Parking Services is located at 202 Student Center Drive in the Matthews Street Parking Garage behind the LBJ Student Center. Further information may be obtained by visiting the Parking Services website or by calling 512.245.2887.
The complete rules and regulations are available online.
Texas State University is committed to alternative modes of transportation to promote a pedestrian-oriented campus and to reduce the demand for parking on campus and alleviate traffic.
Bicycles, Skateboards and Non-motorized Vehicles
Bicyclists are to operate their bicycles in a responsible and courteous manner and observe the following operating regulations. Texas Law guarantees bicycle riders on roadways the same rights and responsibilities as motorists. Bicycle parking is permitted only in designated bicycle parking areas (storage elsewhere is an impound violation). For security purposes, students may register bicycles with Transportation Services at no cost.
The use of non-motorized vehicles is not allowed in any campus building including any Housing and Residential Life building. If roommates agree, certain non-motorized vehicles, as outlined in the Resident Guide to Rights and Responsibilities, may be stored in a room or apartment.
The Bike Cave
The Bike Cave is the university-owned bike shop and workspace. It is located in Room 100, Colorado Building on Pleasant Street. Email firstname.lastname@example.org for more information. The Bike Cave has self-serve work stations and tools, parts and trained mechanics to help students maintain or repair their bikes. The Cave offer parts, safety accessories, affordable bikes and services for sale.
Transportation Services is located in 228 Commons Hall; more information is available at the Transportation Services website or by calling 512.245.5555.
The Bobcat Shuttle is a bus service operated for all Texas State students, faculty, staff and the general public. The system is in operation during class days.
How to Ride the Bus
- Check the map or the Texas State app to find the stop closest to you.
- Make sure to be at the bus stop before the bus gets there.

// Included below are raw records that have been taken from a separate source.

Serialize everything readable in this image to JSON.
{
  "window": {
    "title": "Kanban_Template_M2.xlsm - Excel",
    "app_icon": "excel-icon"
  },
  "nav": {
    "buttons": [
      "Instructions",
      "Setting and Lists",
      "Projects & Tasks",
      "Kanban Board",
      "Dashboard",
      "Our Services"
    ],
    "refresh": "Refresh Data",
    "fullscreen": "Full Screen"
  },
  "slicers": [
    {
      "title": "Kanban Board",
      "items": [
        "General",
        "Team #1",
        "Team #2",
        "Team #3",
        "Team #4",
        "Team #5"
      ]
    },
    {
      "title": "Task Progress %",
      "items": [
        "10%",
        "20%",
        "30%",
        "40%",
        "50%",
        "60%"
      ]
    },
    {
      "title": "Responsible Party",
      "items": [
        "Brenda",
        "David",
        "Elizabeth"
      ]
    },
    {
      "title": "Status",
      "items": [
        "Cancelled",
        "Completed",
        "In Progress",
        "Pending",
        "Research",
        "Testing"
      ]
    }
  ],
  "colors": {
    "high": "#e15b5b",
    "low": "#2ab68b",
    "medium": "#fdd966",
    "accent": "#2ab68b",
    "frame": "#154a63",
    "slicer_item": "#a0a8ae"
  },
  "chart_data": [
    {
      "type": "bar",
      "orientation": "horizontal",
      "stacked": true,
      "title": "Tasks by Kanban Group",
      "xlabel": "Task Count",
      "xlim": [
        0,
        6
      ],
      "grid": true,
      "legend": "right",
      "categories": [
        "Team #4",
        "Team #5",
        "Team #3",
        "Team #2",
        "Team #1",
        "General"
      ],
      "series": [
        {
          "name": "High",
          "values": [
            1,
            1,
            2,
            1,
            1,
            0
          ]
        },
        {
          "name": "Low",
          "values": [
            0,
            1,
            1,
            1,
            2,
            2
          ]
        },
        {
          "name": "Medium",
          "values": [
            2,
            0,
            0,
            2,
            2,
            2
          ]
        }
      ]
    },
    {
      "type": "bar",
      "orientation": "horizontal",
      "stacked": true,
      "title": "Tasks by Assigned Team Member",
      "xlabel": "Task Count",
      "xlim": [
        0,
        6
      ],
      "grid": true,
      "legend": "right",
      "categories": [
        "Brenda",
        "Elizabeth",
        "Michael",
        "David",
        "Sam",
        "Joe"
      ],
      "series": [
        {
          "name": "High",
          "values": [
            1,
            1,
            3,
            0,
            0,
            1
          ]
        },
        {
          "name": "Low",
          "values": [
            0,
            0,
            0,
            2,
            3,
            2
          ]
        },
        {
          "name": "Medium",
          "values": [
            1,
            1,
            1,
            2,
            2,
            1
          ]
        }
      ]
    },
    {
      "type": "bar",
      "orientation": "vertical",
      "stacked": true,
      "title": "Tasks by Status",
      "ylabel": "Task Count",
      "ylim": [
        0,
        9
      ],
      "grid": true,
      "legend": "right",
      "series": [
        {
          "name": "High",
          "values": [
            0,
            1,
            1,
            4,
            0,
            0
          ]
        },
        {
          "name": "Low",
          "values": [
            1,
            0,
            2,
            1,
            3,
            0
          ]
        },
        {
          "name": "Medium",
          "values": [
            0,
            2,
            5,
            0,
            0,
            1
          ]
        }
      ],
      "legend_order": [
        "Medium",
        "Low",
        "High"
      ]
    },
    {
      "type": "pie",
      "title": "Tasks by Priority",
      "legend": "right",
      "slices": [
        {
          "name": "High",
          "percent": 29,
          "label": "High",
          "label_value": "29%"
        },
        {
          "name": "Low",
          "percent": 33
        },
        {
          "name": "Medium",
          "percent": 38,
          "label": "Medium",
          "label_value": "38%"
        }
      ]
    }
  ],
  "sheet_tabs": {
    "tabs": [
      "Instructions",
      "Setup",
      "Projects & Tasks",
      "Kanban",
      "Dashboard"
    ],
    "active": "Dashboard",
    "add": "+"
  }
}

Use the Doublemap Real-Time GPS Tracking on the TXST Smartphone App to help plan your trip.
- When the bus arrives, check the route name and number on the bus to make sure it’s the bus you want. Not sure? Ask the driver; they are happy to help.
- Let people off the bus before you get on the bus.
- Get on! You do not need to show your TXST ID or pay a fare.
- When your stop is about a block away, pull the hanging cord to let the driver know that you want the bus to stop.
- When the bus stops, check where you were sitting to make sure you left nothing behind. Be sure to watch your step as you get off the bus.
The Bobcat Shuttle office is located in 228 Commons Hall; more information is available at the Bobcat Shuttle website or by calling 512.245.5555.
University Logos and Symbols
The university prohibits others from using its registered logos and symbols without its written consent. Although recognized student organizations are eligible to use these symbols, they must first obtain written permission from either the university’s Department of Athletics or the Office of University Marketing. The Director of Athletics or the Director of University Marketing will consider requests to use these symbols. UPPS 01.04.10 (Registration, Control, and Marketing University Symbols) contains a more detailed statement of the university’s policies. The university does not permit student organizations to alter any of its registered symbols.
Campus organizations may not use university symbols in connection with political or commercial activities that would imply university ownership or endorsement. The Director of Athletics or the Director of University Marketing may waive the payment of royalty fees in certain circumstances.